The funds pledged by Premera Blue Cross Blue Shield of Alaska will go toward the Alaska Native Tribal Health Consortium, the University of Alaska Anchorage and a new grant-making program administered by the Rasmuson Foundation in partnership with the Alaska Community Foundation according to a report in the Juneau Empire.
The grant-making program, which will be known as the Rural Health Care Fund, will get $3 million of the pledged funds. Grants ranging from $25,000 to $100,000 will be given to rural outpatient clinics, community health centers and hospitals for small capital improvement projects and medical equipment, said Jeff Roe, president and CEO of Premera Blue Cross.

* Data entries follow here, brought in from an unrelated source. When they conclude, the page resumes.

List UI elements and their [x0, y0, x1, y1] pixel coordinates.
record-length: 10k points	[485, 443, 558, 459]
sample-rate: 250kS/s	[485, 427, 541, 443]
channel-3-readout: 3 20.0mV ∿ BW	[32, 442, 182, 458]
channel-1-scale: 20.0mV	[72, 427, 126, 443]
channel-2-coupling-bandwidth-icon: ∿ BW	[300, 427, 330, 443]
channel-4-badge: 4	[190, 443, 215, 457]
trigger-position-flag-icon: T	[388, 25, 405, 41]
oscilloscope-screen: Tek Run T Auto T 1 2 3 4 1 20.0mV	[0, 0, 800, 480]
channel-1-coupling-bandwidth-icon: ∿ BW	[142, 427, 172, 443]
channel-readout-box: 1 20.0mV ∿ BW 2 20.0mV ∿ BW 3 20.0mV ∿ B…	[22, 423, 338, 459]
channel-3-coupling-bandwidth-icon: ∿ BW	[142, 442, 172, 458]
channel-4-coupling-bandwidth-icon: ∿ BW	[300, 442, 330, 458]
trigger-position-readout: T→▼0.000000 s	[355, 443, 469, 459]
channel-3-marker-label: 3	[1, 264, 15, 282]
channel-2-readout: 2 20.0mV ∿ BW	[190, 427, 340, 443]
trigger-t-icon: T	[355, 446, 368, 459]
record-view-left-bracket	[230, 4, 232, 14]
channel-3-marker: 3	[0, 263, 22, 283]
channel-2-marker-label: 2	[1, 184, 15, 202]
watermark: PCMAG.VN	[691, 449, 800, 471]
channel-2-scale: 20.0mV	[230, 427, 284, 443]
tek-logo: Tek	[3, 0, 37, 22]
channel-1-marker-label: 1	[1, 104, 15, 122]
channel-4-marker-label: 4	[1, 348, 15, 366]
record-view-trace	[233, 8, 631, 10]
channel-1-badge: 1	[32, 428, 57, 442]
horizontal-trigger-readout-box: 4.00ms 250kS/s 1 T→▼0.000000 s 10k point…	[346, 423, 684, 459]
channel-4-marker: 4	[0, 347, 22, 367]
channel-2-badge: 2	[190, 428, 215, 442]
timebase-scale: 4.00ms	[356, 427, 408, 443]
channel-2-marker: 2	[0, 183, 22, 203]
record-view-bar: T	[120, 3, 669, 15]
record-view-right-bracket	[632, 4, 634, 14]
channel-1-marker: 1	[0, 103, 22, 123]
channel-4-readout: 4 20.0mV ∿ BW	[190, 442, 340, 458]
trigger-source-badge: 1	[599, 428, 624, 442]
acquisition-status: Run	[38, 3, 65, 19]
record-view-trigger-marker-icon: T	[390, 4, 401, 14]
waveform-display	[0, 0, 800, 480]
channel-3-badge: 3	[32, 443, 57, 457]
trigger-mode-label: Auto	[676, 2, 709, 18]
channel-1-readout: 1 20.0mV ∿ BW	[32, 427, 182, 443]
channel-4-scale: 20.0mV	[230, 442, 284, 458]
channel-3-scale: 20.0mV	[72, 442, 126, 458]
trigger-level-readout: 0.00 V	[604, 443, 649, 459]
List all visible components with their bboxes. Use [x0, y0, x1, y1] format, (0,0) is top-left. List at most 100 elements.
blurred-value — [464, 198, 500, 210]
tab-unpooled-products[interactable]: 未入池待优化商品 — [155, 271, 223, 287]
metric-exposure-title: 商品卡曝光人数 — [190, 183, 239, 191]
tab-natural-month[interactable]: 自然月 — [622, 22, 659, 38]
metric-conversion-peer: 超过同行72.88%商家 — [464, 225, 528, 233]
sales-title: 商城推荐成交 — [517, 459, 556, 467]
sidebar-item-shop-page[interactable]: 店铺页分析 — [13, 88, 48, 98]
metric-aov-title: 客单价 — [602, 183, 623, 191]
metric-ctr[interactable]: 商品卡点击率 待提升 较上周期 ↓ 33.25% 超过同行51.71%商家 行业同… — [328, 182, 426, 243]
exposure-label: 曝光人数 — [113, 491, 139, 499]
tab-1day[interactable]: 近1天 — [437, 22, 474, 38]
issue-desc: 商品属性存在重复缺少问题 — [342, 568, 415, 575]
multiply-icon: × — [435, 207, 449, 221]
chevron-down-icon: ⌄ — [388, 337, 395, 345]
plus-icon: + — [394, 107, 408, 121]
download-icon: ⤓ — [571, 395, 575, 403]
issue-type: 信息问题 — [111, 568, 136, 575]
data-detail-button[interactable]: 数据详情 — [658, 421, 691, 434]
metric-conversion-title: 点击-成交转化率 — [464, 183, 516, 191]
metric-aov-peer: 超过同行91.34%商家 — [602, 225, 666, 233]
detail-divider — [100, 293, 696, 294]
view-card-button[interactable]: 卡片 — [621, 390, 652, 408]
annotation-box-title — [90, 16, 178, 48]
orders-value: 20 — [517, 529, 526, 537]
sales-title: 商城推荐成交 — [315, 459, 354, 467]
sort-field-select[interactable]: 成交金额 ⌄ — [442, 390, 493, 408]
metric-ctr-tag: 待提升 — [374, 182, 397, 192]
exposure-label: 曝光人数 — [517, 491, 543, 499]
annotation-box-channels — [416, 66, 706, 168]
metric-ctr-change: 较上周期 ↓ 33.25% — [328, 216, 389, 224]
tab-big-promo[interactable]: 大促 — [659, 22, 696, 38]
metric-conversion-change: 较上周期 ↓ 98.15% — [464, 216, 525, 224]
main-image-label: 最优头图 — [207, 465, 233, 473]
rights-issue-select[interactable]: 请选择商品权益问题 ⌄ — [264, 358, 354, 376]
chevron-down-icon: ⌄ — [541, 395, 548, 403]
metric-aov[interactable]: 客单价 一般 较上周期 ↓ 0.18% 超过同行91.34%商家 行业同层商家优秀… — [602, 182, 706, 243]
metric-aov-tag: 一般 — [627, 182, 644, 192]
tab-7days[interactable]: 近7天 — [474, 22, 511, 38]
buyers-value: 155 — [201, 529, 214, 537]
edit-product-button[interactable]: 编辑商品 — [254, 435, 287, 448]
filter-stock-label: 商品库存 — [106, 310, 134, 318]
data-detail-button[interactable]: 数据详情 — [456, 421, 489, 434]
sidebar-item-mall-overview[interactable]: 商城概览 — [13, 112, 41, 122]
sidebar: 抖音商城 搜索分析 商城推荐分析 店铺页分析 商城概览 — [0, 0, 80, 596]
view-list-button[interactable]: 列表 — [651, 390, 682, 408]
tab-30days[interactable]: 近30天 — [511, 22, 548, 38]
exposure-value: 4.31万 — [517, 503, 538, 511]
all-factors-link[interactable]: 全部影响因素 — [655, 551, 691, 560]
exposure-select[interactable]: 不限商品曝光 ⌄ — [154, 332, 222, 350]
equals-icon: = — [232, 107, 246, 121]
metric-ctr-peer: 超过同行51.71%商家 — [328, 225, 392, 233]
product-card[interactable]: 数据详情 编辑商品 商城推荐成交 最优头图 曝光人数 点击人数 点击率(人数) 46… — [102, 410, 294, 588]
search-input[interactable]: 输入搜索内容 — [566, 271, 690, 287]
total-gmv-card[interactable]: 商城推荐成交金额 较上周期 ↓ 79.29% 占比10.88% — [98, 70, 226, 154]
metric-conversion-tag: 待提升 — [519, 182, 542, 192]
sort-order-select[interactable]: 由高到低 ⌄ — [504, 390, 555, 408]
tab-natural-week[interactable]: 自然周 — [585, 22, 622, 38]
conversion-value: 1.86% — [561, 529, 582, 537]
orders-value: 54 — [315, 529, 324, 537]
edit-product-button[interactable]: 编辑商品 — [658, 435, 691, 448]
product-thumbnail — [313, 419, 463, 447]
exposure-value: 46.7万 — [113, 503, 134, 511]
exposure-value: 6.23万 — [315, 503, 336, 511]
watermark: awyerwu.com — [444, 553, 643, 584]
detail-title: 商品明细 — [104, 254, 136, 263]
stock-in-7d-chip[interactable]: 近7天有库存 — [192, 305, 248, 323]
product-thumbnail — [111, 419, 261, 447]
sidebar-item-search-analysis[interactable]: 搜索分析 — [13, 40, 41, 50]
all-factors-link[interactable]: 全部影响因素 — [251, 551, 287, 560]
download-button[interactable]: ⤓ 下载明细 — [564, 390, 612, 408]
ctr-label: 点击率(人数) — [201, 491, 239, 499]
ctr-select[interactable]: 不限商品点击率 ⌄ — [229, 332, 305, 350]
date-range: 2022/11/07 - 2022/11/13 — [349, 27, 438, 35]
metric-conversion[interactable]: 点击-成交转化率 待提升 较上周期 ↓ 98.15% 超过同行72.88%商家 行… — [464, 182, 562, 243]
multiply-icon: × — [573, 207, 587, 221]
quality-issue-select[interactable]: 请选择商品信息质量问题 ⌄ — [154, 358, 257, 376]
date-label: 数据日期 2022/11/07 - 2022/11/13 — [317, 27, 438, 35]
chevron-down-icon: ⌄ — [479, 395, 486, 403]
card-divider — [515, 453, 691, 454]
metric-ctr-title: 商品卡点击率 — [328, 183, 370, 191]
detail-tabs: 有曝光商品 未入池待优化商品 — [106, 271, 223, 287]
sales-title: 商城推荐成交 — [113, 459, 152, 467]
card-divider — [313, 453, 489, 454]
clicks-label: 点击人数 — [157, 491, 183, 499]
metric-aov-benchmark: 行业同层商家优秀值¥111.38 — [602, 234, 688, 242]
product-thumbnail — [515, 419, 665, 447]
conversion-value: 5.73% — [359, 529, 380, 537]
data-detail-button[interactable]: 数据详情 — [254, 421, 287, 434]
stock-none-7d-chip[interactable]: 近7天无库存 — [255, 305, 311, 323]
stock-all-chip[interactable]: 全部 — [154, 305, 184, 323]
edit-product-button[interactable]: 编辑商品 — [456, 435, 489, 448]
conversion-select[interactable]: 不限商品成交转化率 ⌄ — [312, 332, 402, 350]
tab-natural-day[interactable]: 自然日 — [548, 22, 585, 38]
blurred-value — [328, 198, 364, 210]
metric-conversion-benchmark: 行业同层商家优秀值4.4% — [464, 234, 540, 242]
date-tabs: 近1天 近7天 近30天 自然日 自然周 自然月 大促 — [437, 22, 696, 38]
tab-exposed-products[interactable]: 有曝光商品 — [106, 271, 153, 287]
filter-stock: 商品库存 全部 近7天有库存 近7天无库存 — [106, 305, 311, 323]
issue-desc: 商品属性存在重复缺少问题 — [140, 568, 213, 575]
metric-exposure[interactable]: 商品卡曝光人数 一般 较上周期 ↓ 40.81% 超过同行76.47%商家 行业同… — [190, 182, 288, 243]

Roe said at a press conference in Anchorage that expanding the reach of health care will help to reduce costs for everyone.
The University of Alaska Anchorage will receive $1.77 million to expand its nursing programs. Money will be used to help expand the university's Recruitment and Retention of Alaska Natives into Nursing program in rural Alaska.
"By increasing the number of nursing students from rural Alaska communities, the university helps meet a demand for medical professionals who understand the unique health care needs of rural Alaska and have a desire to return home to their communities to practice," UAA Chancellor Cathy Sandeen said.
The Alaska Native Tribal Health Consortium is set to receive $700,000 to help build a center to train health care workers in a variety of fields.
Sandeen said Alaska's high health care costs are felt especially in rural communities.
"Even for those workers who come up to Alaska and stay, they often lack the cultural awareness that makes them very effective in rural communities," she said, adding that training an Alaska-based workforce would create health care workers better equipped to Alaska's challenges.